78-year-old man turns to producing synth-pop to cure depression: "I hope what I'm doing inspires other people in their '70s"

brian hug
(Image credit: Brian Hug)

A 78-year-old British man has taken steps to recover from clinical depression by entering the recording studio and writing and producing his own songs, ITV News reports.

Brian Hug, who is the brother of Manfred Mann's Mike Hugg, was once a member of the band Cherry Smash, which toured Europe in his youth. He then gave up music to take over the family jewellery business in Gosport. Decades later, the pandemic forced the shop to close, a blow which coincided with Brian's divorce and caused the 78-year-old to fall into depression. 

"Everyone gets depressed, but clinical depression is different," Brian tells ITV News. "It's hard to describe to anyone who's not been through it. You want to just try to solve it or if it gets really bad, you end up wanting to do away with yourself. I had to do something about it."

Brian's recovery began when he walked into Gosport's Quaywest Studios and began writing and recording his own music once more. "It was a transformational moment", he says. "The endorphins started flowing and I could feel my mood changing. I thought, yes, I can actually do this! It's sounding good."

Brian has since explored a variety of different styles in his musical output, tackling topical issues such as climate change and mental health through his lyrics. Stop Messin With Me is a recently released song, embedded below, that explores the growing threat to our environment over a synth-driven techno beat. "I don't think there's many other 78-year-old people making modern dance tracks," Brian says.

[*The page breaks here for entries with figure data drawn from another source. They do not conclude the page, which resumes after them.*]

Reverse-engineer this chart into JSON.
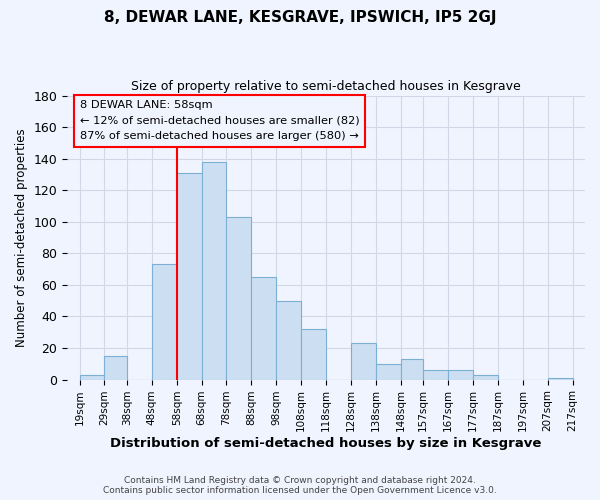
{
  "title": "8, DEWAR LANE, KESGRAVE, IPSWICH, IP5 2GJ",
  "subtitle": "Size of property relative to semi-detached houses in Kesgrave",
  "xlabel": "Distribution of semi-detached houses by size in Kesgrave",
  "ylabel": "Number of semi-detached properties",
  "footer_line1": "Contains HM Land Registry data © Crown copyright and database right 2024.",
  "footer_line2": "Contains public sector information licensed under the Open Government Licence v3.0.",
  "bar_left_edges": [
    19,
    29,
    38,
    48,
    58,
    68,
    78,
    88,
    98,
    108,
    118,
    128,
    138,
    148,
    157,
    167,
    177,
    187,
    197,
    207
  ],
  "bar_widths": [
    10,
    9,
    10,
    10,
    10,
    10,
    10,
    10,
    10,
    10,
    10,
    10,
    10,
    9,
    10,
    10,
    10,
    10,
    10,
    10
  ],
  "bar_heights": [
    3,
    15,
    0,
    73,
    131,
    138,
    103,
    65,
    50,
    32,
    0,
    23,
    10,
    13,
    6,
    6,
    3,
    0,
    0,
    1
  ],
  "bar_color": "#ccdff2",
  "bar_edge_color": "#7bafd4",
  "x_tick_labels": [
    "19sqm",
    "29sqm",
    "38sqm",
    "48sqm",
    "58sqm",
    "68sqm",
    "78sqm",
    "88sqm",
    "98sqm",
    "108sqm",
    "118sqm",
    "128sqm",
    "138sqm",
    "148sqm",
    "157sqm",
    "167sqm",
    "177sqm",
    "187sqm",
    "197sqm",
    "207sqm",
    "217sqm"
  ],
  "x_tick_positions": [
    19,
    29,
    38,
    48,
    58,
    68,
    78,
    88,
    98,
    108,
    118,
    128,
    138,
    148,
    157,
    167,
    177,
    187,
    197,
    207,
    217
  ],
  "ylim": [
    0,
    180
  ],
  "yticks": [
    0,
    20,
    40,
    60,
    80,
    100,
    120,
    140,
    160,
    180
  ],
  "property_line_x": 58,
  "annotation_title": "8 DEWAR LANE: 58sqm",
  "annotation_line1": "← 12% of semi-detached houses are smaller (82)",
  "annotation_line2": "87% of semi-detached houses are larger (580) →",
  "grid_color": "#d0d8e8",
  "background_color": "#f0f4ff"
}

Brian's brother, Mike, contributed drums and keyboards to Stop Messin With Me. Mike was a founding member of '60s rock band Manfred Mann, and has been supportive of Brian during his recovery. "He's played drums on quite a few of the tracks and and I often run things past him and he's very supportive. But really, these songs are my own work."

Speaking about the potential that music-making has for helping people with mental health issues, Brian says that it's hugely important to find creative outlets. "You need something creative to do, whether that's growing vegetables in your garden or painting or writing. You have to find something that gives you joy. When you get that back in your life you start feeling better."

"I still feel 25," he continues. "One thing I hope to do is inspire anyone who feels lost or has given up [...] It is possible to change, it is possible to beat it. I've done it, and I'm the living proof of it. If I can do it, you can do."

Brian has channelled this message into a new song called Reach To Me, which implores men to reach out and talk about their mental health with those closest to them.